Federal Cloud Computing Security Requirements

Posted by Aaron Massey on 04 Nov 2010.

This could be rather big news for cloud computing and federal agencies:

The Obama administration on Tuesday proposed a common set of security requirements for cloud computing that all federal agencies and contractors could share. The move is intended to expedite the transition to universal Web-based services by eliminating the need for agencies to assess and authorize every information technology product. During the next decade, the White House wants agencies to shift their IT operations to the cloud — the collective term for software, servers and file storage that users access online on a subscription basis — instead of managing and owning individual, in-house infrastructures.

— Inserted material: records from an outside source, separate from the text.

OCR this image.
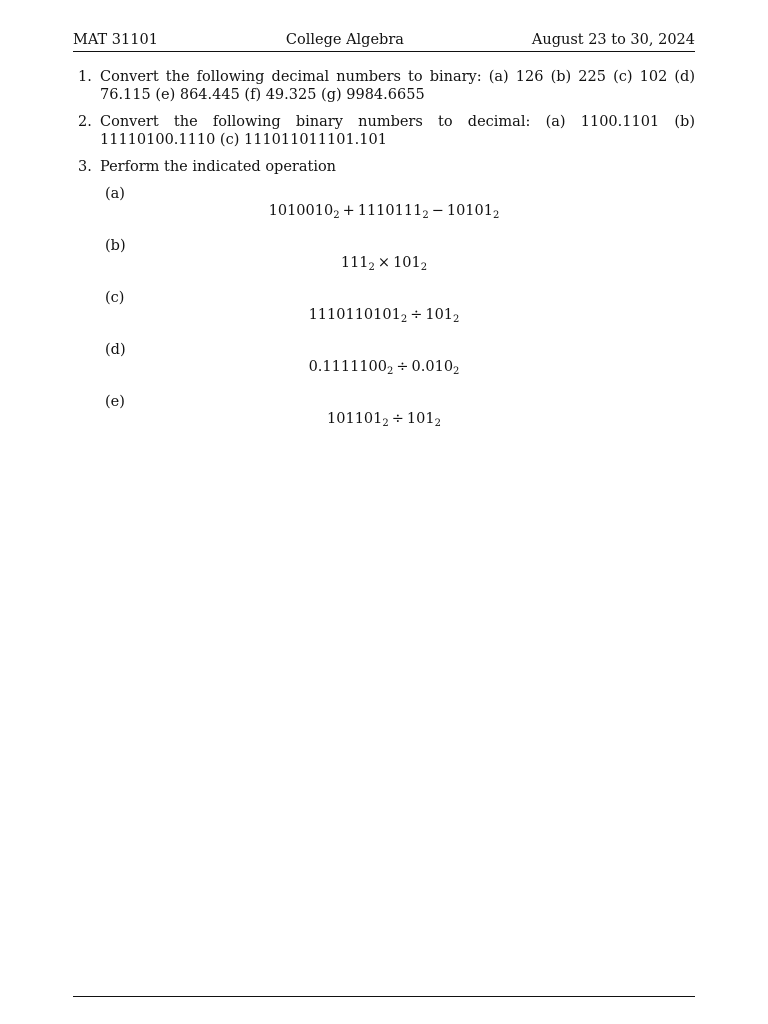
MAT 31101	College Algebra	August 23 to 30, 2024
1. Convert the following decimal numbers to binary: (a) 126 (b) 225 (c) 102 (d) 76.115 (e) 864.445 (f) 49.325 (g) 9984.6655
2. Convert the following binary numbers to decimal: (a) 1100.1101 (b) 11110100.1110 (c) 111011011101.101
3. Perform the indicated operation
(a)
$1010010_2 + 1110111_2 - 10101_2$
(b)
$111_2 \times 101_2$
(c)
$1110110101_2 \div 101_2$
(d)
$0.1111100_2 \div 0.010_2$
(e)
$101101_2 \div 101_2$
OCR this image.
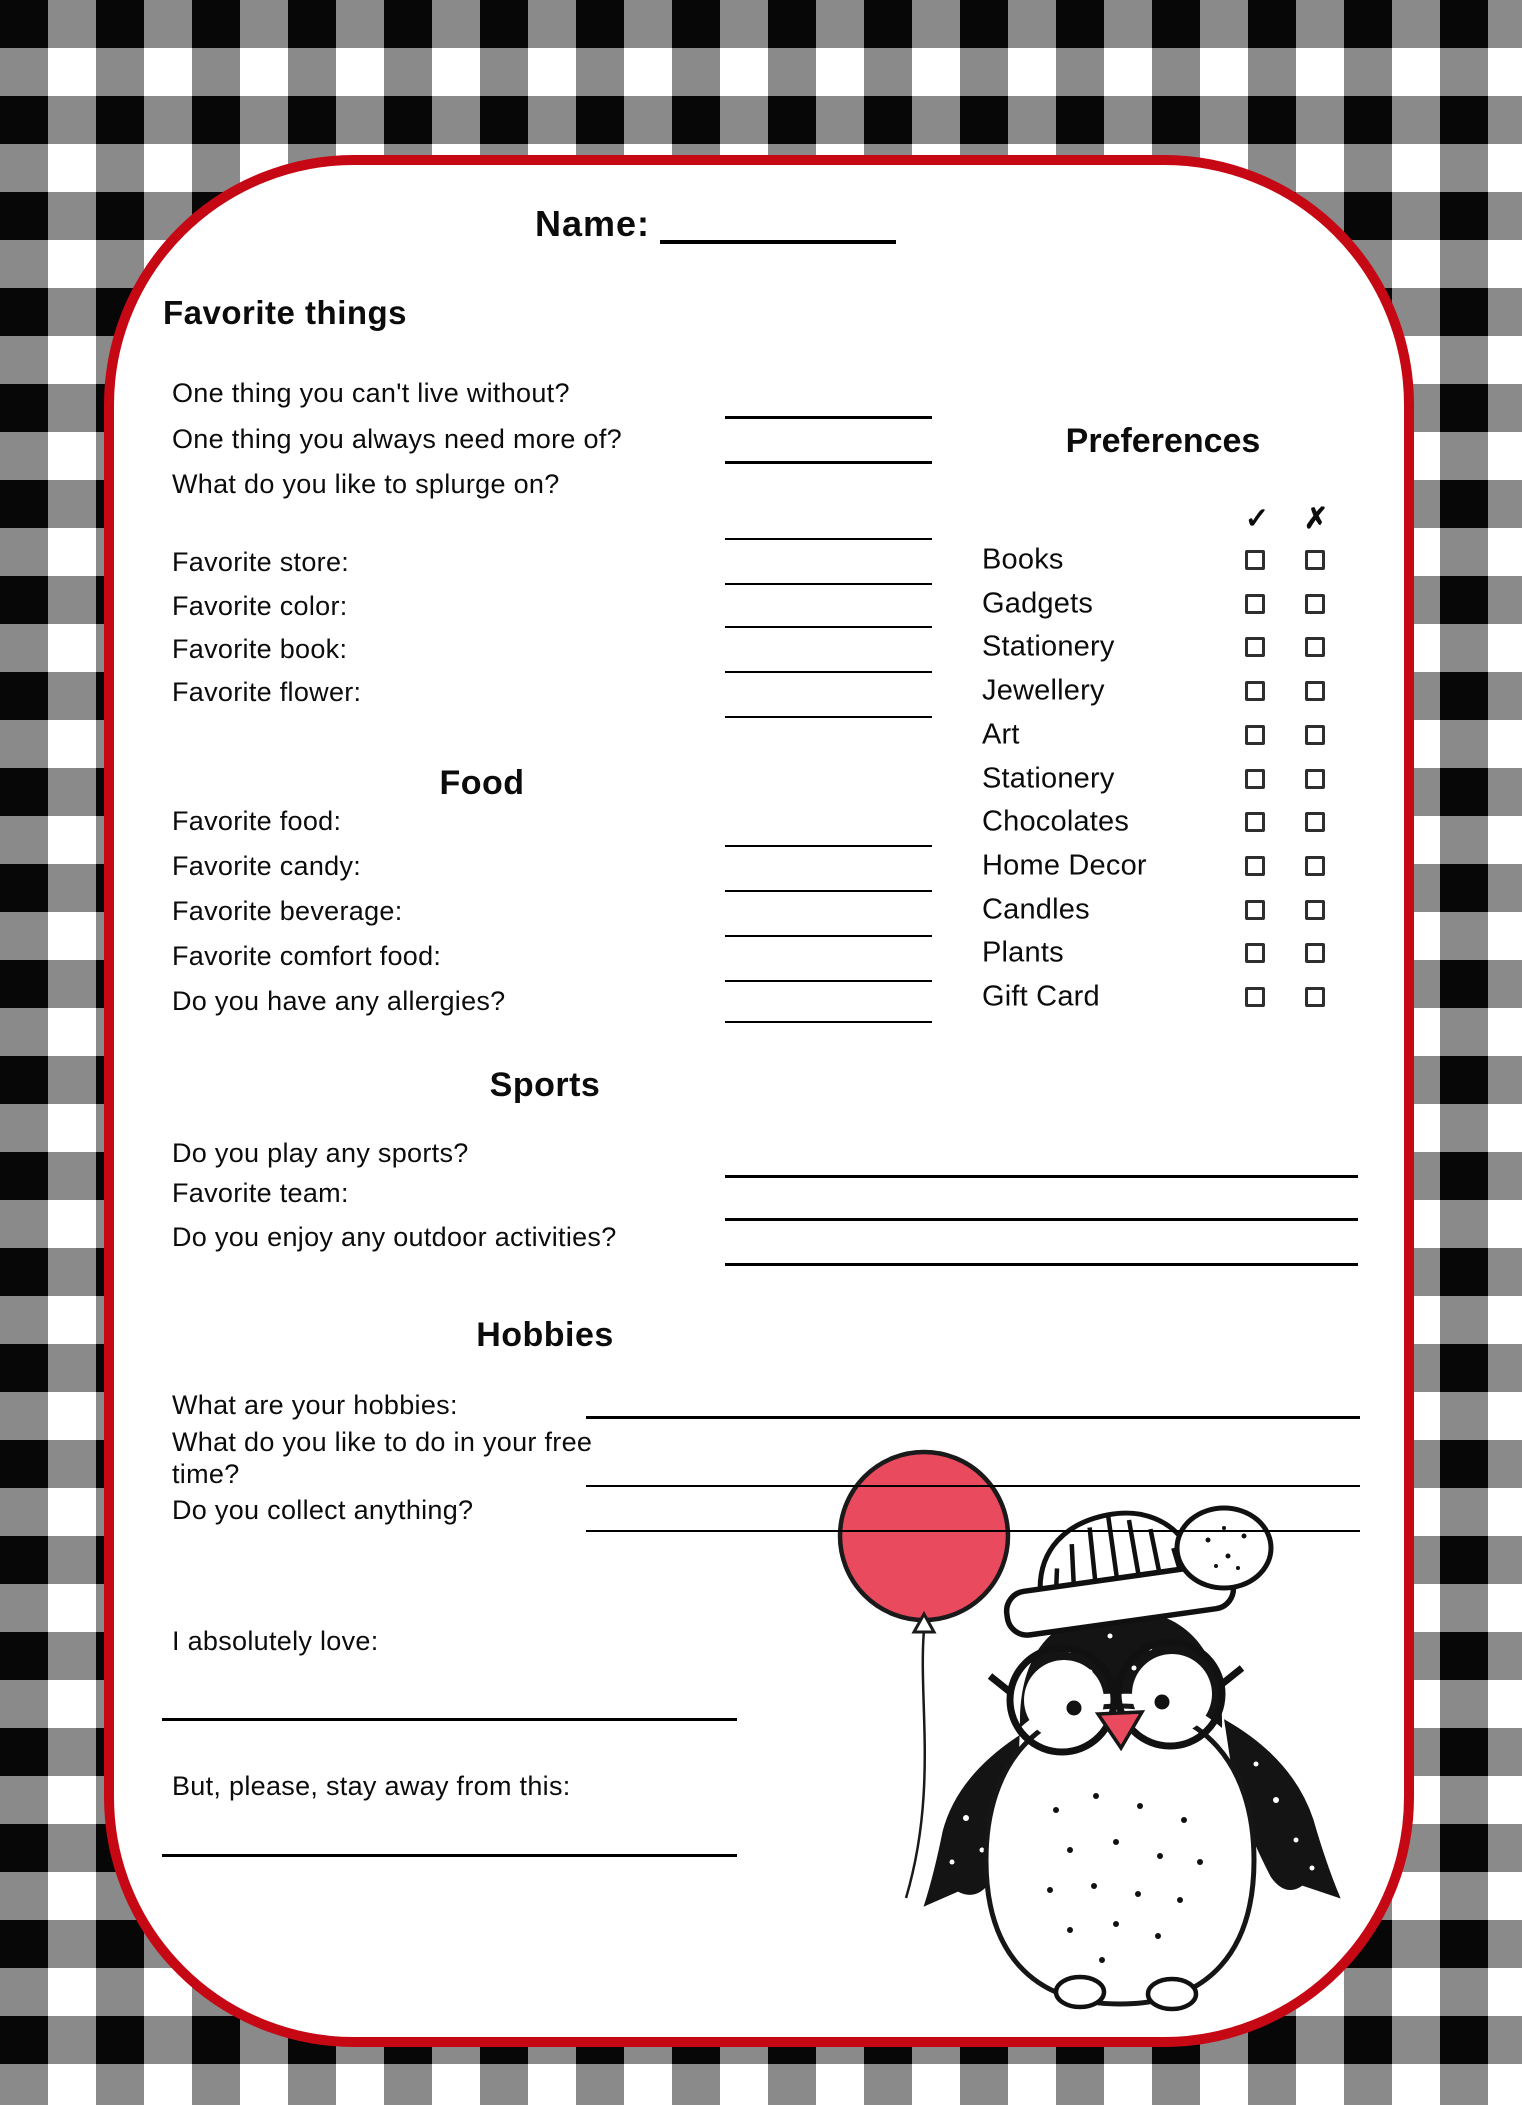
Name:
Favorite things
One thing you can't live without?
One thing you always need more of?
What do you like to splurge on?
Favorite store:
Favorite color:
Favorite book:
Favorite flower:
Preferences
✓ ✗
Books
Gadgets
Stationery
Jewellery
Art
Stationery
Chocolates
Home Decor
Candles
Plants
Gift Card
Food
Favorite food:
Favorite candy:
Favorite beverage:
Favorite comfort food:
Do you have any allergies?
Sports
Do you play any sports?
Favorite team:
Do you enjoy any outdoor activities?
Hobbies
What are your hobbies:
What do you like to do in your free time?
Do you collect anything?
I absolutely love:
But, please, stay away from this:
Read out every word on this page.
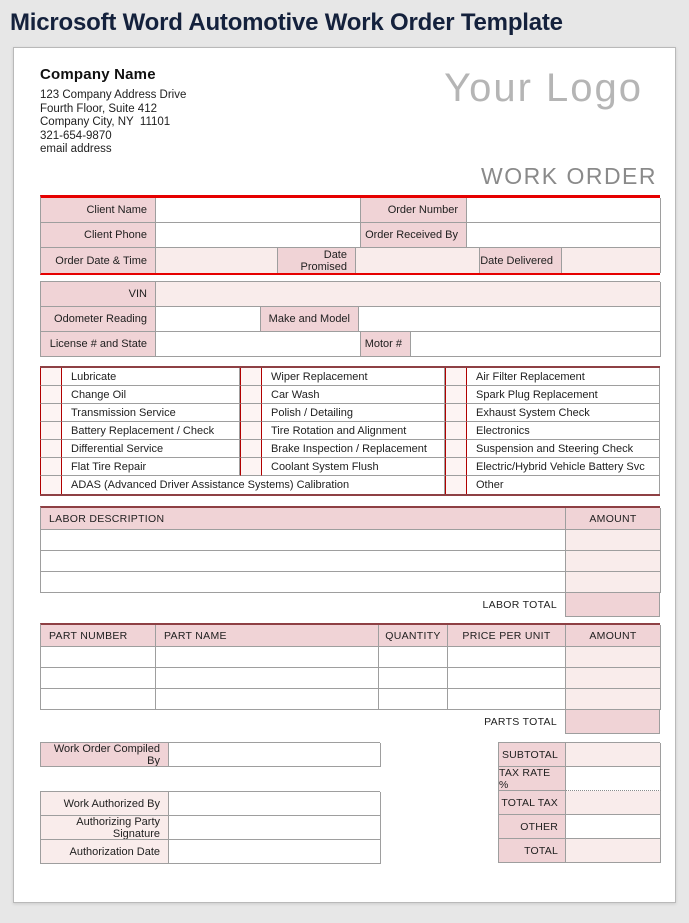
Microsoft Word Automotive Work Order Template
Company Name
123 Company Address Drive
Fourth Floor, Suite 412
Company City, NY  11101
321-654-9870
email address
Your Logo
WORK ORDER
Client Name	Order Number
Client Phone	Order Received By
Order Date & Time	Date Promised	Date Delivered
VIN
Odometer Reading	Make and Model
License # and State	Motor #
Lubricate	Wiper Replacement	Air Filter Replacement
Change Oil	Car Wash	Spark Plug Replacement
Transmission Service	Polish / Detailing	Exhaust System Check
Battery Replacement / Check	Tire Rotation and Alignment	Electronics
Differential Service	Brake Inspection / Replacement	Suspension and Steering Check
Flat Tire Repair	Coolant System Flush	Electric/Hybrid Vehicle Battery Svc
ADAS (Advanced Driver Assistance Systems) Calibration	Other
LABOR DESCRIPTION	AMOUNT
LABOR TOTAL
PART NUMBER	PART NAME	QUANTITY	PRICE PER UNIT	AMOUNT
PARTS TOTAL
Work Order Compiled By
Work Authorized By
Authorizing Party Signature
Authorization Date
SUBTOTAL
TAX RATE %
TOTAL TAX
OTHER
TOTAL
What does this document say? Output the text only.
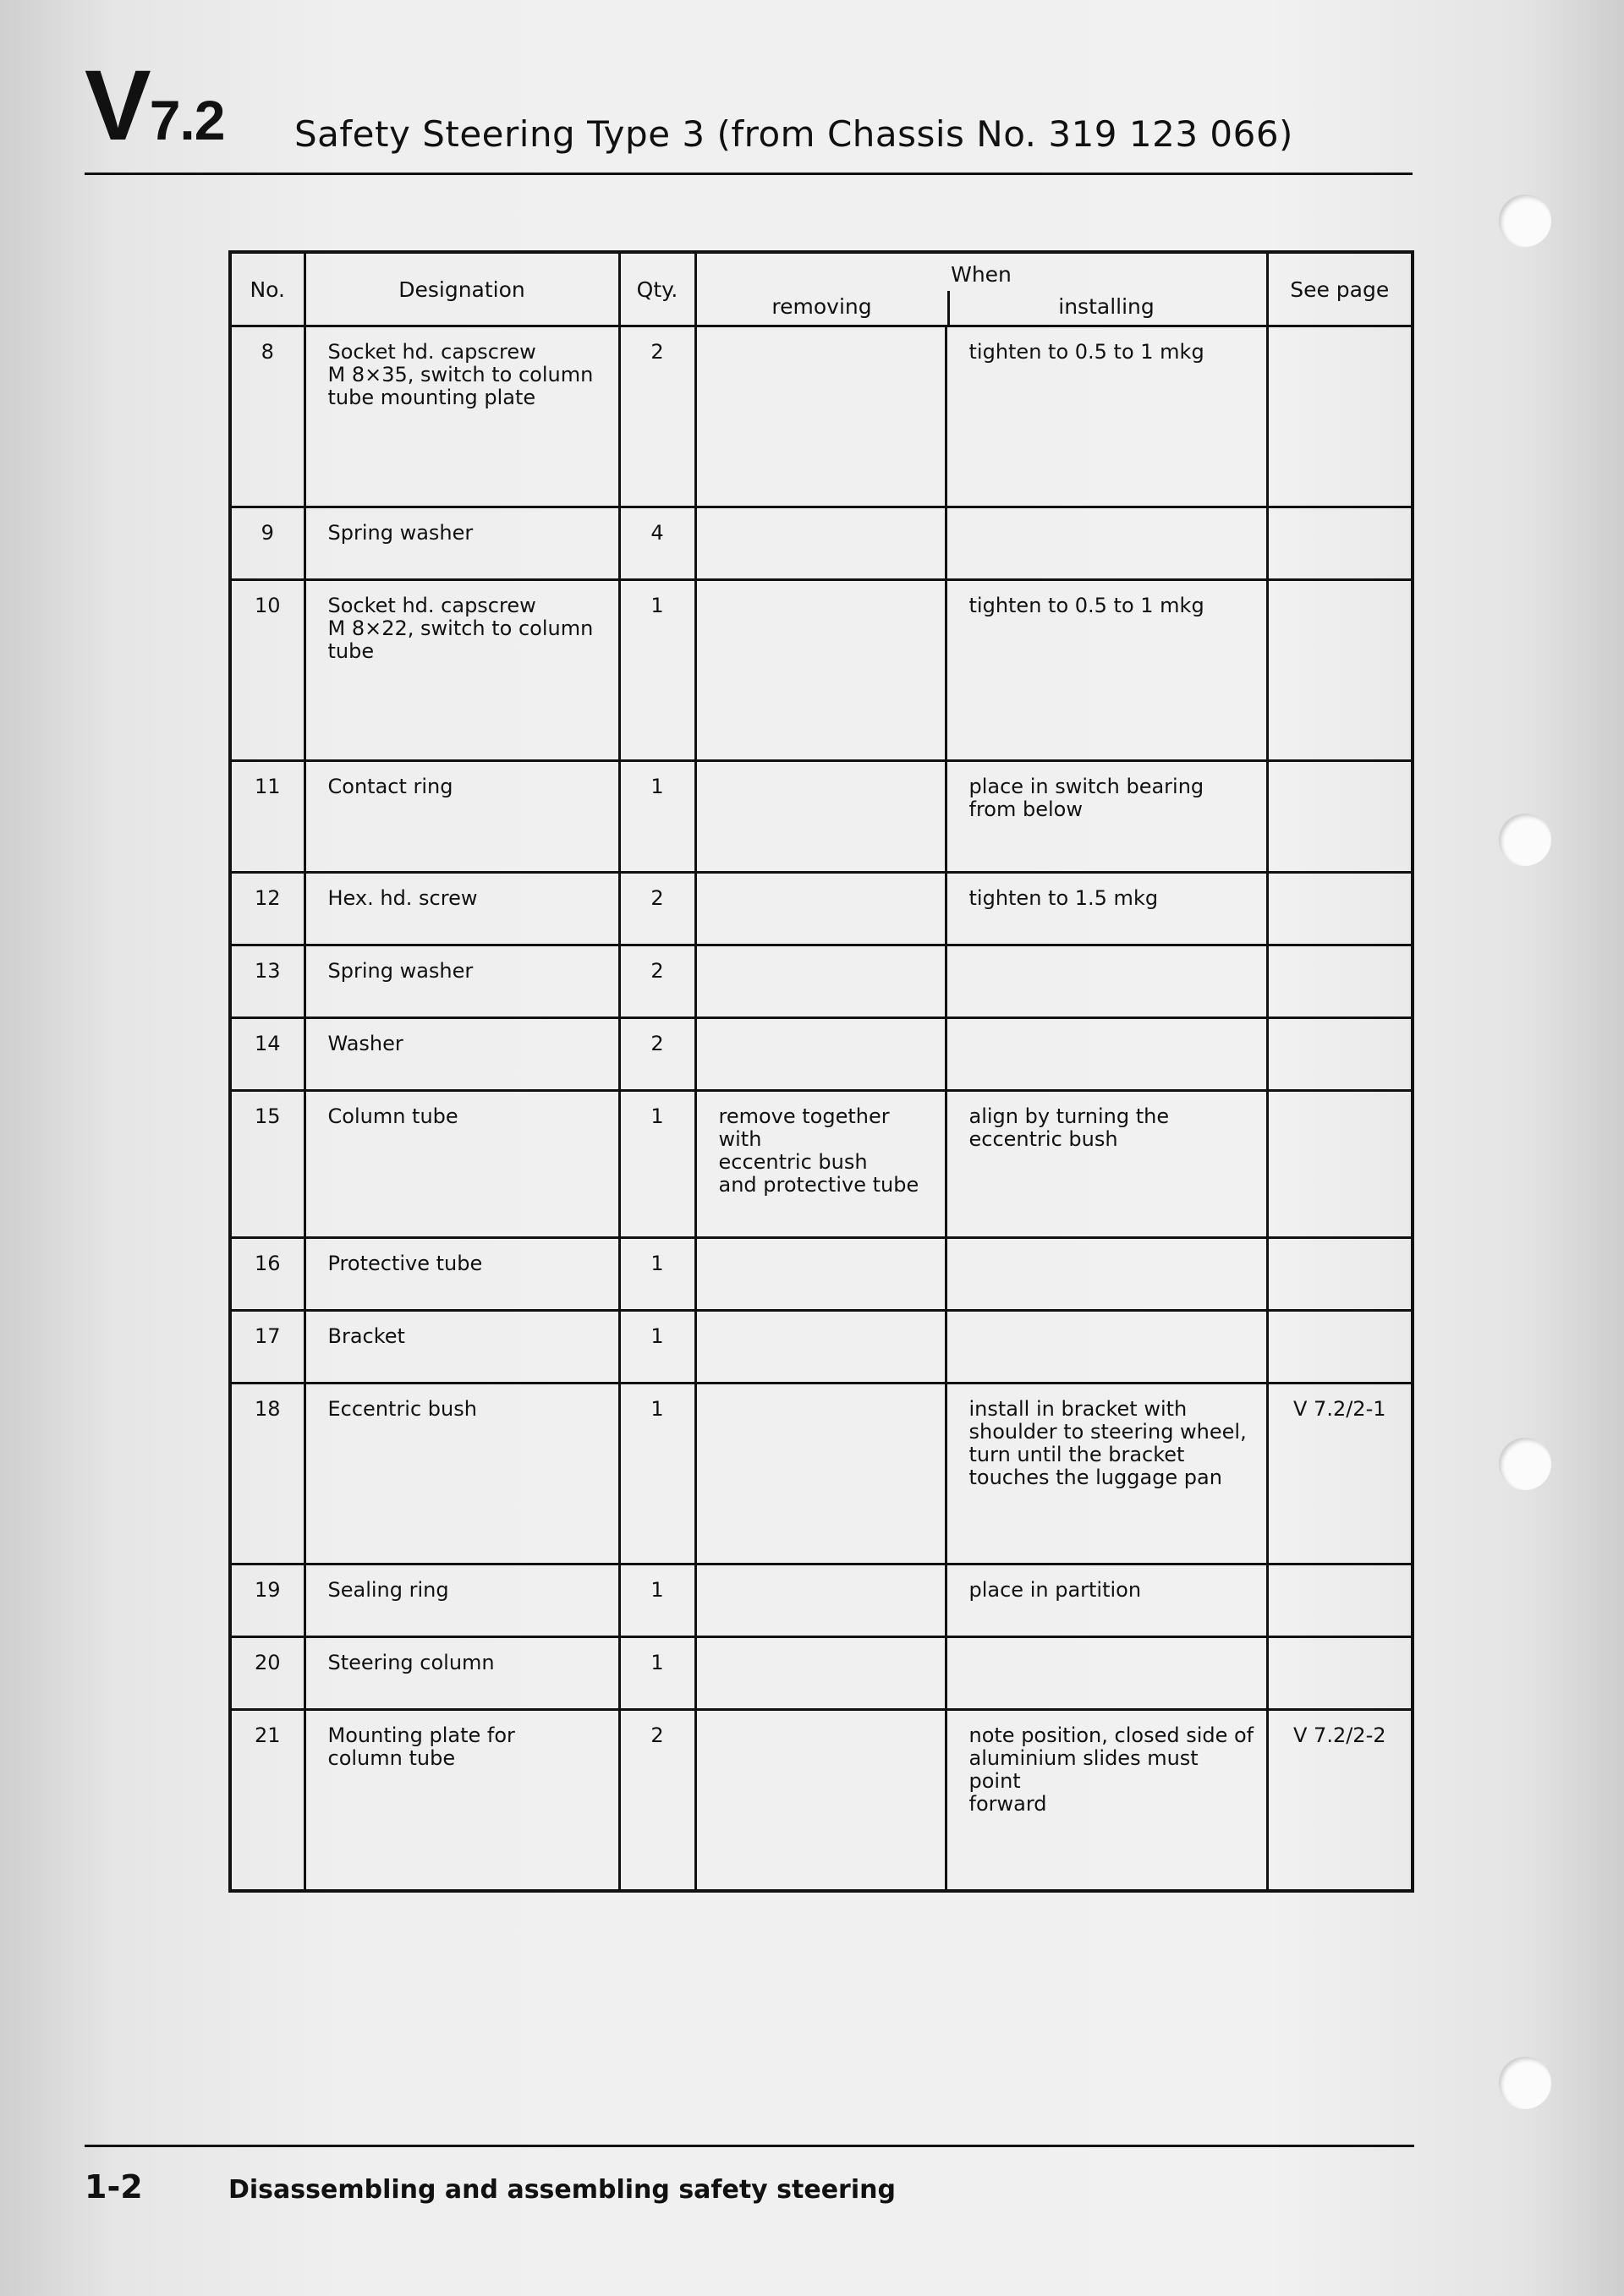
V7.2 Safety Steering Type 3 (from Chassis No. 319 123 066)
No.	Designation	Qty.	When
removing installing		See page

8	Socket hd. capscrew
M 8×35, switch to column
tube mounting plate	2		tighten to 0.5 to 1 mkg	

9	Spring washer	4			

10	Socket hd. capscrew
M 8×22, switch to column
tube	1		tighten to 0.5 to 1 mkg	

11	Contact ring	1		place in switch bearing
from below	

12	Hex. hd. screw	2		tighten to 1.5 mkg	

13	Spring washer	2			

14	Washer	2			

15	Column tube	1	remove together with
eccentric bush
and protective tube	align by turning the
eccentric bush	

16	Protective tube	1			

17	Bracket	1			

18	Eccentric bush	1		install in bracket with
shoulder to steering wheel,
turn until the bracket
touches the luggage pan	V 7.2/2-1

19	Sealing ring	1		place in partition	

20	Steering column	1			

21	Mounting plate for
column tube	2		note position, closed side of
aluminium slides must point
forward	V 7.2/2-2
1-2	Disassembling and assembling safety steering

The Obama administration has some personal experience with the pain of authorizing IT products for official government use. If you remember their campaign, they were widely regarded as being tech-savvy and taking a fast-paced approach to using the latest and greatest to get the job done. Then they got to the White House, and they were told they had to trade their MacBooks for desktop PCs running Windows XP. (Not to mention Obama’s well-publicized Blackberry addiction.) Suffice it to say that there was some difficulty accepting that they had to use particular equipment for security reasons.

The proposal includes two basic changes. First, it changes the current authorization process so that a product only has to be authorized once for government use. Previously, each agency had to authorize products separately. There’s something to be said for avoiding this kind of single point of failure, but it’s possible that other agencies were already using the same infrastructure to make the authorization process easier. In short, a single authorization process is a different set of security tradeoffs, not an unambiguously better approach to security.

Second, the proposal includes provisions to make “all of the security requirements, processes, and templates” publicly available. This is an almost entirely good sentiment. Security depends very heavily, but not exclusively, on avoiding the use of obscurity as a security measure and encouraging heavy scrutinization of security practices. Of course, good sentiments can quickly become “the best intentions” with no real follow-through.